Multitasking the Right Way: How You Can Make the Most of Your Time
What is background tasking?
It allows you to focus on completing one task that requires your attention while also doing another task that does not need you to be consciously present. Examples of successful background tasking include:
- Reading a book while on a stationary bike
- Folding laundry while watching television
- Listening to music, a podcast, or the news while doing dishes
- Exercising while on a business call or on hold with an insurance company
- Working on your laptop while your child is receiving physical therapy
When you try to multitask all day, it causes your body to continue to pump adrenaline which builds up stress which is tied into 80% of current medical expenditures.
To improve your ability to multitask efficiently, try these simple steps:
List and Prioritize – write down everything you have to do and put them in order from the most important task to the least important. Also, assign an estimated time of completion to each task. Try to knock out a few short tasks before tackling one long one. You will feel a sense of accomplishment, and your to-do list will be shorter. You can do this on the form we provided in the box.
For example – if you have 4 tasks that must be completed by 5 pm, and 1 will take 3 hours, while the other 3 will each take 1 hour, do the 3 shorter tasks before lunch, take your break to reset your brain and contemplate the larger task at hand. Large tasks can be broken into smaller chunks. When making your list of priorities, find places for these pieces.
Schedule Your Time Wisely – Know what time of day you are most productive and schedule the hardest tasks that require the most concentration for that time. If you are not sure when you are most productive, you can monitor your efficiency over a few days. Be cognizant of when you are the most aware and energized. That is when to schedule tasks that require extra focus.
Do the Worst Task First – Putting off what you do not want to deal with only weighs you down. The sooner you complete it, the better you will feel.
Focus on the Task at Hand – Give full attention to one task at a time. Once it is complete, you can move on to the next item on your list.
Research effectively. If you have multiple projects that require internet research, do it all at once whenever possible. If you need to look up facts, supplies, purchases, or information, keep a notebook handy with a separate page for each task. Write down on each page the things you need to search and do them all at once. This way, when you begin your tasks you will already have everything you need.
Take occasional Short Breaks – You cannot continue to go full steam all day. Better functioning follows brief breaks such as taking a short walk, stretching, closing your eyes for a few minutes and meditating. Only five minutes is necessary to recharge your batteries.
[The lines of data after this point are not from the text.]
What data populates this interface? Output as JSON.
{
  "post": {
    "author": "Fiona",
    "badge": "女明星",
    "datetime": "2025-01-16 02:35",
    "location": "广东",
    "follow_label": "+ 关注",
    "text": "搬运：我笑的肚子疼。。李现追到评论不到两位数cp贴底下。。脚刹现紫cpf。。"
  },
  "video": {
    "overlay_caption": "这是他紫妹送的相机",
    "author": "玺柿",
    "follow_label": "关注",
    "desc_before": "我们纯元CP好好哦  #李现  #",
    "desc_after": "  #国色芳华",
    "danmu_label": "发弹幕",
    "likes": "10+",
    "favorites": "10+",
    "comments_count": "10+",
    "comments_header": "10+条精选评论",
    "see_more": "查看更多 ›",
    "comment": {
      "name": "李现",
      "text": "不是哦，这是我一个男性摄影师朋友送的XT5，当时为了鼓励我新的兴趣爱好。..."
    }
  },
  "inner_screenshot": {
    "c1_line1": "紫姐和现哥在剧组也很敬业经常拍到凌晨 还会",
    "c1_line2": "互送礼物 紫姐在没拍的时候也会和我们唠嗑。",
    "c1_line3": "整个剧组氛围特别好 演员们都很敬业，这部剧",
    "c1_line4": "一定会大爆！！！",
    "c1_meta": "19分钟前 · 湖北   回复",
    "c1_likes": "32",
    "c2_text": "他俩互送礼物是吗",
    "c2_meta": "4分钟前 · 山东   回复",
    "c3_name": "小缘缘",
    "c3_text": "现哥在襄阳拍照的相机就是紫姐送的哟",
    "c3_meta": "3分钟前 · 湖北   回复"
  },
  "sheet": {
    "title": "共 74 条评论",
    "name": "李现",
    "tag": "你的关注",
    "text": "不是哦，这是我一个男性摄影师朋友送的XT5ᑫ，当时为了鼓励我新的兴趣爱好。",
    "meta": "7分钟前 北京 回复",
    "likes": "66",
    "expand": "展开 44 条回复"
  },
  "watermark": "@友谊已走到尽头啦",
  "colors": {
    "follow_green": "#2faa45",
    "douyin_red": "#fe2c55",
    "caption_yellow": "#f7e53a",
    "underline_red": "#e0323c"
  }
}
Always take a break in between tasks, even if it is just for a moment or two and clear your head of the previous task. Think about what you are going to accomplish next and make a mental record of the steps you will take to tackle this.
Minimize interruptions – frequent interruptions cause you to lose focus. To avoid falling behind on your task, do not answer the phone or check emails until you are done. Close your door and try not to allow interruptions whenever possible during a task. Ask others to hold off unless something is pressing or move to a private place to take care of what needs to be done. Remember – every interruption sets you back because you have to refocus.
Delegate When Possible – Is there someone else who can accomplish any of the items on your list? This step is also about letting go. You do not have to do it all yourself, and it does not always have to look the same as when you do it. So what if your husband folded the sheets or towels wrong? In the grand scheme of life, does it really matter?
Finish one Thing Before Moving on – Whenever possible, complete an item before turning your focus elsewhere. If you must deal with an interruption, make some notes about where you left off and what you were going to do next. That will make it easier to pick back up and complete the project.
Schedule email Checks – You do not have to read and answer every email right when it arrives. Unless it is an urgent email that requires your attention, leave it until later. AT THE VERY MOST CHECK IT ONCE AN HOUR unless you are waiting for an urgent email. Even checking emails once an hour can lead to a loss of 30 to 40 minutes of productivity in a day.
Another common email slow-down is leaving read emails in your inbox. Organize them into reference folders, a to-do list, or your calendar. Act the first time you read the email so that you do not lose time and productivity reading it again.
Close Your Facebook Tab – Social media is a dangerous habit that can eat away at a large portion of your day.
Take Your Time – Rushing through a task can lead to mistakes. Slow down and concentrate on getting it done right the first time. Having to redo a task because of mistakes doubles the amount of time you spent on that task.